In LineLog, the checkout and annotate operation are basically the same.
### Range of Revisions
A variation of the interpretation is to treat "Current Rev" as a range, not a
single fixed revision number. More specifically, given an inclusive range from
`minRev` to `maxRev`, treat `JL` as "< `maxRev`", `JGE` as ">= `minRev`". This
can produce all lines that existed in the revision range, in a reasonable order,
like:
rev 1: a
rev 1: b
rev 2: 1
rev 2: 2
rev 1: c
### Linear History
LineLog assumes linear history. The revision comparisons are done using direct
integer comparisons. It might be not too difficult to support non-linear
history (i.e. with merges) by changing the revision comparisons to consider
the graph topology. But that hasn't been attempted due to lack of use-cases so
far.
## Editing LineLog
LineLog provides a method for editing: `replace_lines(brev, a1, a2, b1, b2)`.

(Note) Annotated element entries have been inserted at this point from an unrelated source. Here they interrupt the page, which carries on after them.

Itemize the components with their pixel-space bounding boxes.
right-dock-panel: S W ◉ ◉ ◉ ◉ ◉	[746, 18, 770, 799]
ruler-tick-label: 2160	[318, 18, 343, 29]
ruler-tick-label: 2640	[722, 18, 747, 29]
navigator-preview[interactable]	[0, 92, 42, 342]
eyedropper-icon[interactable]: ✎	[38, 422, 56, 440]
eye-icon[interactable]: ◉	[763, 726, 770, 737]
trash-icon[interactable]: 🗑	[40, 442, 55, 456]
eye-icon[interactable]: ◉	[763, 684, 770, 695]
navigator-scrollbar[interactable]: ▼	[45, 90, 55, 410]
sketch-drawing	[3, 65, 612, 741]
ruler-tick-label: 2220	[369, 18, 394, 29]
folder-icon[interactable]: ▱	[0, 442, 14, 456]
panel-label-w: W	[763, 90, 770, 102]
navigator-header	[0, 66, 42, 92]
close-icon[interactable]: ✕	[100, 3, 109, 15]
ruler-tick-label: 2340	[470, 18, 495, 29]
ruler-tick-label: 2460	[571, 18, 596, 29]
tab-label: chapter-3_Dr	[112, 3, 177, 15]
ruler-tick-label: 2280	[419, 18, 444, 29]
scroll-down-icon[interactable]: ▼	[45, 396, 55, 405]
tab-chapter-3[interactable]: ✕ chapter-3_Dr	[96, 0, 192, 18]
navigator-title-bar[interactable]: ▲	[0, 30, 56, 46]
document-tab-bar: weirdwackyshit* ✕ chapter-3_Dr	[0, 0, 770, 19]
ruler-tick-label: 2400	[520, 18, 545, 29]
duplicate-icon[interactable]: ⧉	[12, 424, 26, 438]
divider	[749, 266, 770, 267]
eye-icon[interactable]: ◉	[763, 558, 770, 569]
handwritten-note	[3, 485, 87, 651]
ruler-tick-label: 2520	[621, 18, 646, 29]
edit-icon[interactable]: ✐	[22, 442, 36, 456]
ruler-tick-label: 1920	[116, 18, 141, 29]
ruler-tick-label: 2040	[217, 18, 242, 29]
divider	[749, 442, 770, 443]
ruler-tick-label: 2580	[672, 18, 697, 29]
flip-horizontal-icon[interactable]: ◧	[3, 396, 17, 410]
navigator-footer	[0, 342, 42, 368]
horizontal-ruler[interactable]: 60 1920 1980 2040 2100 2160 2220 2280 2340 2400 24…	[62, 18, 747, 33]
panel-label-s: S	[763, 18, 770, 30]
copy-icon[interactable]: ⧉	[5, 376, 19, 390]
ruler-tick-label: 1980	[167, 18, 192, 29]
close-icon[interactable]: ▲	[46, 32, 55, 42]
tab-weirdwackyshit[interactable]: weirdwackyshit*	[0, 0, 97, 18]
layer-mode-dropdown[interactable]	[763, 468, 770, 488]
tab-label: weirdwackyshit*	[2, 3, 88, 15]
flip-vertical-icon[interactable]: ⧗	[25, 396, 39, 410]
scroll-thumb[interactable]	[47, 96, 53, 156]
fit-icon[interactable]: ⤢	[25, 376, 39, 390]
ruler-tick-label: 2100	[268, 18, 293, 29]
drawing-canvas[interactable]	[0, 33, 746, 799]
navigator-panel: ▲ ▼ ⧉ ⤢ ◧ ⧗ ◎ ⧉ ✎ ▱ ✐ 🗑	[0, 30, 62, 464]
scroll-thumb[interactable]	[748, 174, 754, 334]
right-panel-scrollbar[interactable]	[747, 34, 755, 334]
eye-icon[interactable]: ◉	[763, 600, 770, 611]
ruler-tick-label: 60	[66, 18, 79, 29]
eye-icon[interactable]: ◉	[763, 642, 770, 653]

It means replacing the line range `[a1, a2)` from the current checkout to line
range `[b1, b2)` in the given `brev` revision. This covers insertion and
deletion too. If `a1` equals to `a2`, it is an insertion. If `b1` equals to
`b2`, it means lines from `a1` to `a2` are deleted in revision `brev`.
This is implemented by appending a block that appends the lines from the
`brev`, and removes lines from `a`. Then change the `LINE` instruction for the
`a1` line to point to the added block.
```
# Before # After
# Addr: Instruction # Addr: Instruction
: ... : ...
a1: <a1's LINE> a1 : J len
a1+1: ... a1+1 : ...
: ... : ...
a2: ... a2 : ...
: ... : ...
len: N/A len : JL brev p
: LINE brev b1
: LINE brev b1+1
: ...
: LINE brev b2-1
p : JGE brev a2
: <a1's LINE> (copied)
: J a1+1
```
To construct LineLog for a file, one needs to run through the contents of revisions
of the file in commit order, calculate diffs for adjacent revisions, and then
feed LineLog the diffs using the `replace_lines` method.
Usually `replace_lines` is used to edit the latest revision. However, it can
also be used to edit past revisions, if past revisions are checked out. This
is how the `absorb` command works under the hood.